Problem importing data - QIIME 2 2019.4

Hello everyone!

I’ve been having problems importing my data to Qiime 2 version 2019.4, installed in my Oracle VirtualBox. I searched in the forum before and my trouble is really similar to the one in this post, but I can’t seen to find the answer:

I have paired end data which is demultiplexed and sequenced in Illumina MiSeq, the script that I’m using is the following:

qiime tools import
–type ‘SampleData[PairedEndSequencesWithQuality]’
–input-path /home/qiime2/Documents/seq-felipe
–input-format CasavaOneEightSingleLanePerSampleDirFmt
–output-path felipe-imported.qza

And the error message I’m getting is:

There was a problem importing /home/qiime2/Documents/seq-felipe:

Unrecognized file (/home/qiime2/Documents/seq-felipe/Sample_2019-FR-LIB-C14G_L001_R2_001_fastqc.html) for CasavaOneEightSingleLanePerSampleDirFmt.

But this file doesn’t seem to be any different from any of my other files. If someone can help me, please, I will be really grateful!!! Cheers, Felipe.

Hi @Felipe_Rocha,

The culprit file appears to be an .html file, likely some sort of summary report from the sequencing facility. The expected file format here is .fastq or .fastq.gz

2 Likes

Hello @Mehrbod_Estaki,

thank you for your answer! Do you mean that for the importing step I don’t need to have any of my quality reports for each read?

Because for each sample I have a .html and a .zip file which is the summary report you are talking about. I thought both were necessary for the importing step because then they would be available for me to analyse the quality of my reads.

I’ll try to import with only my fastq.gz data, and then move forward to the read quality analysis.
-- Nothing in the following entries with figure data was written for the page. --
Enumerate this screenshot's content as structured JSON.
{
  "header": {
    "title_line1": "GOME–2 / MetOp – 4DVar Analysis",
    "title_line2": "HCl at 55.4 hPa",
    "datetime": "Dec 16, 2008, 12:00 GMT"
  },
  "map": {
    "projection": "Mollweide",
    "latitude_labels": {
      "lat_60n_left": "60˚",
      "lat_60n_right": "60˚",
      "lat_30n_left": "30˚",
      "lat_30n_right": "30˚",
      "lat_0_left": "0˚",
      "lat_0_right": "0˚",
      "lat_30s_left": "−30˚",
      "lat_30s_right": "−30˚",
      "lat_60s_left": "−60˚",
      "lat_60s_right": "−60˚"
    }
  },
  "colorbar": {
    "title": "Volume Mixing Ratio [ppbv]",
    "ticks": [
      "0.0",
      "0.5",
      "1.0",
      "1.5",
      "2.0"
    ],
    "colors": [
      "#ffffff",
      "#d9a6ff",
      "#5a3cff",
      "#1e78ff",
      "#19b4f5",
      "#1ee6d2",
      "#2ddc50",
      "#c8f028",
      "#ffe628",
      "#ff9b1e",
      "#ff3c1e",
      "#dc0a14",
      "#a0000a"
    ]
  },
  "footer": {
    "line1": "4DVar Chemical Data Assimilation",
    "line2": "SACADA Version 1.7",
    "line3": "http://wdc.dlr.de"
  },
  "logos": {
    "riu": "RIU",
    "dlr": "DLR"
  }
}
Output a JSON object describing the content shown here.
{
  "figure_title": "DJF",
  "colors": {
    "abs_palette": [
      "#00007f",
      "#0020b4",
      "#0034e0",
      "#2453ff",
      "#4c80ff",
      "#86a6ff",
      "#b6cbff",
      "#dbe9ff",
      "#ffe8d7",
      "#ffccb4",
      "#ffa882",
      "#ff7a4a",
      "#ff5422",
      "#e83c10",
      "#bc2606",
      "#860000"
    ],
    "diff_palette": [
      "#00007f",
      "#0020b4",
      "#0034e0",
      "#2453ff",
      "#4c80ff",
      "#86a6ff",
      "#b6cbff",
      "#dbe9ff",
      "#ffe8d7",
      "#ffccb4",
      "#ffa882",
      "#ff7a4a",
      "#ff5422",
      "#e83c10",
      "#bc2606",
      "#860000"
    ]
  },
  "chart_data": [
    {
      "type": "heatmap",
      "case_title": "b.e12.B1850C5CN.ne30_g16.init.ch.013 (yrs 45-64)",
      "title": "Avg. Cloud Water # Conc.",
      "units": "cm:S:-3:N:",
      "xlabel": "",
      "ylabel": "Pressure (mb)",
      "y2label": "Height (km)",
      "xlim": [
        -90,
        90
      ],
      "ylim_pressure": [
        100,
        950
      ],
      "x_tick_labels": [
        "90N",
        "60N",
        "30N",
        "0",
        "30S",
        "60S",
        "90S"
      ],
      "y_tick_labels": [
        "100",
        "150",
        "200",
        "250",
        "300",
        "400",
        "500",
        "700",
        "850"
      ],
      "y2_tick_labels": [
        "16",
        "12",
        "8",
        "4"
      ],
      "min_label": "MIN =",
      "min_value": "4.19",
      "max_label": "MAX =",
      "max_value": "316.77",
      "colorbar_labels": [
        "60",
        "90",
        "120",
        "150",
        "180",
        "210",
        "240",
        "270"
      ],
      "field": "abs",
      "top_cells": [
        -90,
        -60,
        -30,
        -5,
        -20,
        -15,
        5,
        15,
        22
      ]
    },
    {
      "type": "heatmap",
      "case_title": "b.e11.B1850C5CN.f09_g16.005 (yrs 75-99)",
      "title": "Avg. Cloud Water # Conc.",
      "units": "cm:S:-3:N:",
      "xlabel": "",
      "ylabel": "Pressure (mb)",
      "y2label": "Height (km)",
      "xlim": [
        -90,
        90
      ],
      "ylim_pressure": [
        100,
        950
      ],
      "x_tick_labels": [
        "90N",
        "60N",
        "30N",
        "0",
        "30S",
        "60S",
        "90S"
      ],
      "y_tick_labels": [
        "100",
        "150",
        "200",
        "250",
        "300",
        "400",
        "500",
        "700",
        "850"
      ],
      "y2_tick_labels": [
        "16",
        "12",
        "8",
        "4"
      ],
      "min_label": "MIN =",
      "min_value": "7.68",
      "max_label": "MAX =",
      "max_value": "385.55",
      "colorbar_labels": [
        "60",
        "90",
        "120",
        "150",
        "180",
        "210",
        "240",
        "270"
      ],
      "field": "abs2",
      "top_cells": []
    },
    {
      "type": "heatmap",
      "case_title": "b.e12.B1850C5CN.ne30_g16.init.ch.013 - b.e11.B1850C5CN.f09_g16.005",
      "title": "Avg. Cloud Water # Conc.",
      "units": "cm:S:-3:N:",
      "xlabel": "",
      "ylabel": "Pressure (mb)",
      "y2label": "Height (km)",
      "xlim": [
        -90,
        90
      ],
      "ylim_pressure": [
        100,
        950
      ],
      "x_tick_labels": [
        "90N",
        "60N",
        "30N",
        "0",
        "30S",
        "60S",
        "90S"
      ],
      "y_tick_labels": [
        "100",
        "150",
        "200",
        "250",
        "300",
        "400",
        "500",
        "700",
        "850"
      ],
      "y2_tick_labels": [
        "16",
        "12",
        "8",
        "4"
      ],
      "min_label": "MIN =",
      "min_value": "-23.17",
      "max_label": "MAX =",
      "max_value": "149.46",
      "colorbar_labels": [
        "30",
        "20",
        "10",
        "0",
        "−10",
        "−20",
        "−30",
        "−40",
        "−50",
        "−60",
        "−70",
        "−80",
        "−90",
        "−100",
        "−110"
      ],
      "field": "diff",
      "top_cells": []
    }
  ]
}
I’ll let you know if this works out.

Hi @Felipe_Rocha,
Correct, you don’t need those .zip or .htlml files, not unless the facility has done something weird to your .fastq files and removed/replaced the quality scores with something else. I doubt this is the case.
The .fastq files are .fasta files with the quality scores within them so those are really all you need to import. The other files you have are, I imagine, a convenience thing produced by the sequencer/facility.

1 Like

I went throught the tutorial and I can’t understand why is not a CasavaOneEightSingleLanePerSampleDirFmt. Is it because all my files start with Sample_ and not differently for each sample?

@Mehrbod_Estaki, thank you so much for helping me!!!

I separated those files and now I have only the .fastq in my directory. Now the error is another one, and I think I have a clue of what is going on, but I rather ask you.

My script and the error message:

(qiime2-2019.4) [email protected]: ~/Documents/seq-felipe$ qiime tools import --type 'SampleData[PairedEndSequencesWithQuality]' --input-path /home/qiime2/Documents/seq-felipe --input-format CasavaOneEightSingleLanePerSampleDirFmt --output-path felipe-imported.qza

There was a problem importing /home/qiime2/Documents/seq-felipe:
/home/qiime2/Documents/seq-felipe is not a(n) CasavaOneEightSingleLanePerSampleDirFmt:
Duplicate samples in forward reads: {'Sample'}

My files in the directory are named like this:

Thanks for the help. Best wishes!

1 Like

Hi @Felipe_Rocha - your filenames don’t match the CasavaOneEightSingleLanePerSampleDirFmt, you are missing the “barcode” field. You will need to use a manifest format, instead.

3 Likes

Thank you, @thermokarst!!! and also thanks @Mehrbod_Estaki!!!

I made a manifest file containing all my samples and their absolute filepath and it worked :heart_eyes:

Now I will continue to the nexts steps and it won’t be long until I’m here again probably haha.

Cheers, Felipe.

2 Likes